How to Really Love the One You're With.

Dear Children,

The following is an article from my reading.

With Love,Amma-Naana

1] To be capable of real love means becoming mature, with realistic expectations of the other person. It means accepting responsibility for our own happiness or unhappiness, and neither expecting the other person to make us happy nor blaming that person for our bad moods and frustrations.

2] Mature lovers -- lovers who love unconditionally -- develop a knack for side- stepping resentment and focusing on the good they see in one another. They have evolved to a higher level of understanding, one that transcends taking notice of the imperfections of the other.

Maturity is the capacity to face unpleasantness, frustration, discomfort and defeat without complaint or collapse. Mature love partners know they can't have everything their own way. They are able to defer to circumstances, to other people - and to time, when necessary.

Mature love partners permit each other the freedom to pursue their individual interests and friends without restriction. This is when trust presents itself. Mature love allows this level of separateness to bring lovers closer together. In this scenario separateness is perceived as a bond, not a wedge. It encourages love partners to celebrate their own uniqueness.

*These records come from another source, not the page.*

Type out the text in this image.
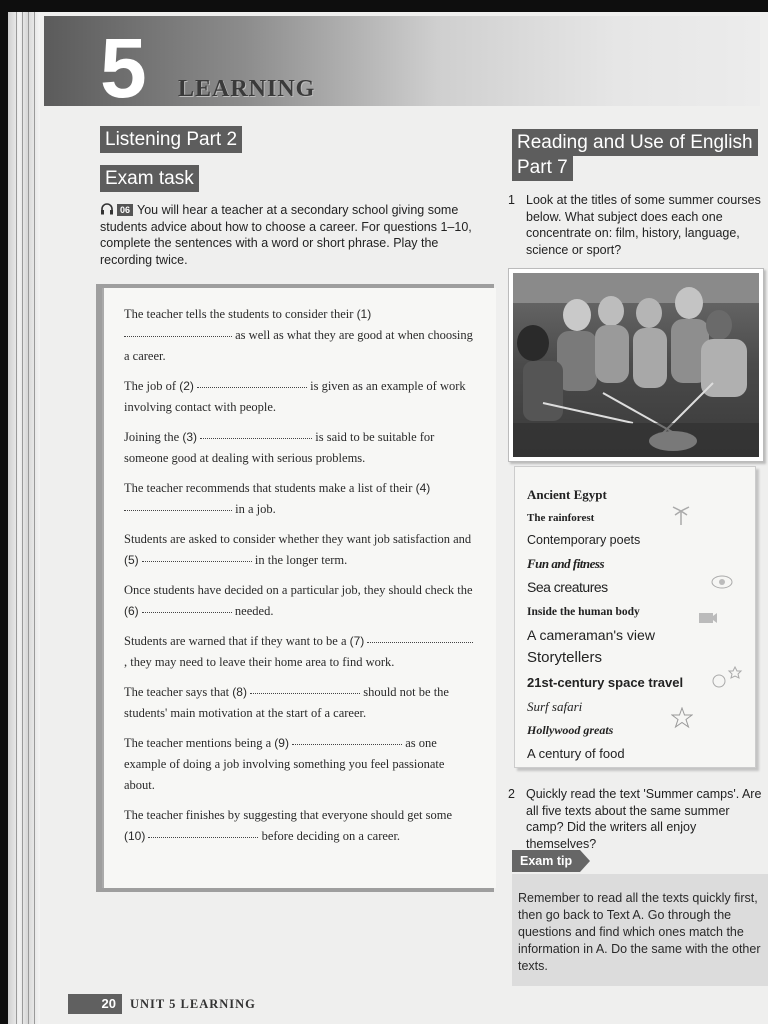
5 LEARNING
Listening Part 2
Exam task
06 You will hear a teacher at a secondary school giving some students advice about how to choose a career. For questions 1–10, complete the sentences with a word or short phrase. Play the recording twice.

The teacher tells the students to consider their (1)  as well as what they are good at when choosing a career.

The job of (2)	is given as an example of work involving contact with people.

Joining the (3)	is said to be suitable for someone good at dealing with serious problems.

The teacher recommends that students make a list of their (4)  in a job.

Students are asked to consider whether they want job satisfaction and (5)	in the longer term.

Once students have decided on a particular job, they should check the (6)	needed.

Students are warned that if they want to be a (7)  , they may need to leave their home area to find work.

The teacher says that (8)	should not be the students' main motivation at the start of a career.

The teacher mentions being a (9)	as one example of doing a job involving something you feel passionate about.

The teacher finishes by suggesting that everyone should get some (10)	before deciding on a career.

Reading and Use of English
Part 7
1 Look at the titles of some summer courses below. What subject does each one concentrate on: film, history, language, science or sport?
Ancient Egypt
The rainforest
Contemporary poets
Fun and fitness
Sea creatures
Inside the human body
A cameraman's view
Storytellers
21st-century space travel
Surf safari
Hollywood greats
A century of food
2 Quickly read the text 'Summer camps'. Are all five texts about the same summer camp? Did the writers all enjoy themselves?
Remember to read all the texts quickly first, then go back to Text A. Go through the questions and find which ones match the information in A. Do the same with the other texts.
Exam tip
20	UNIT 5 LEARNING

3] We can come to realize that mature love equals loving yourself for being what you are, and likewise loving another person for who they are. When we can feel such unconditional no-matter-how-you-act love, we have learned what I call mature love. Mature love allows you fully to be yourself with your loved one.

Maturity is the ability to live up to the responsibilities of a love relationship, and this means being dependable. It means keeping your word; it means living in your relationship like your word really means something. Dependability equates with personal integrity. This means no withholds. It means saying what needs to be said, with love. Do you mean what you say? Do you say what you mean?

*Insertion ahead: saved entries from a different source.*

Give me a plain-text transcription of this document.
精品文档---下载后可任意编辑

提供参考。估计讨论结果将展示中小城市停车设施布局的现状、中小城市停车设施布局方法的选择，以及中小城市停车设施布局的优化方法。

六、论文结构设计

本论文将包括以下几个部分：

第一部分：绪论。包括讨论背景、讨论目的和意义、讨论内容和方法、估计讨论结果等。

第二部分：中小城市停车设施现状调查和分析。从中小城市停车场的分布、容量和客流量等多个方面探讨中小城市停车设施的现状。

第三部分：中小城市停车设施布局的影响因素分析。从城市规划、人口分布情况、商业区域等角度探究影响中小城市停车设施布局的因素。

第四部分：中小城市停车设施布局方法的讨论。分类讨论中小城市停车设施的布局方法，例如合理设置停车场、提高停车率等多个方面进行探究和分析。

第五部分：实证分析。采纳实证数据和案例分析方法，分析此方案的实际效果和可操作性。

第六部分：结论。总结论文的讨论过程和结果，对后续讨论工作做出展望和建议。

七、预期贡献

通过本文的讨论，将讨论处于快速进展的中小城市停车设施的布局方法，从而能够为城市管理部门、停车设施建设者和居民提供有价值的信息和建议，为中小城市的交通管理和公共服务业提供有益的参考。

The world is filled with people who can't be counted on, people who never seem to come through in the clutches, people who break promises and substitute alibis for performance. They make excuses. They show up late - or not at all. They are confused and disorganized. Their lives are a chaotic maze of unfinished business and uncommitted relationships. Oh, what a tangled web we weave.

4] Mature love offers us our most profound opportunity for regaining wholeness - not because our partners will fill all of our emptiness, but because we can use the embrace of a loving relationship to nurture ourselves toward greater maturation and ripening.

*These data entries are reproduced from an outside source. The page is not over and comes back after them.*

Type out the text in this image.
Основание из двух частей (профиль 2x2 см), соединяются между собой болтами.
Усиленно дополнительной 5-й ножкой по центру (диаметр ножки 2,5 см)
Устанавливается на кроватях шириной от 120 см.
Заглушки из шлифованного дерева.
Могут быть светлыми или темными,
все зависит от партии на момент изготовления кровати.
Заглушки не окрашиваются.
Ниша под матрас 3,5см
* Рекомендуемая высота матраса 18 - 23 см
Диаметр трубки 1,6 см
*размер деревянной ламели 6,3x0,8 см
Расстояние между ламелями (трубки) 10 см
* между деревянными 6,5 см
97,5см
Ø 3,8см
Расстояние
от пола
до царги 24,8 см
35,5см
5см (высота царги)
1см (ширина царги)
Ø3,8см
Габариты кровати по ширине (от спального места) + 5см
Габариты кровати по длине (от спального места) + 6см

Maturity is the ability to make a decision and stand by it. Immature people spend their lives exploring endless possibilities and then do nothing. Action requires courage. There is no maturity without courage.

Maturity is the ability to harness your abilities and your energies and to do more than is expected in your relationships. The mature person refuses to settle for mediocrity. They would rather aim high and miss the mark than aim low and hit it.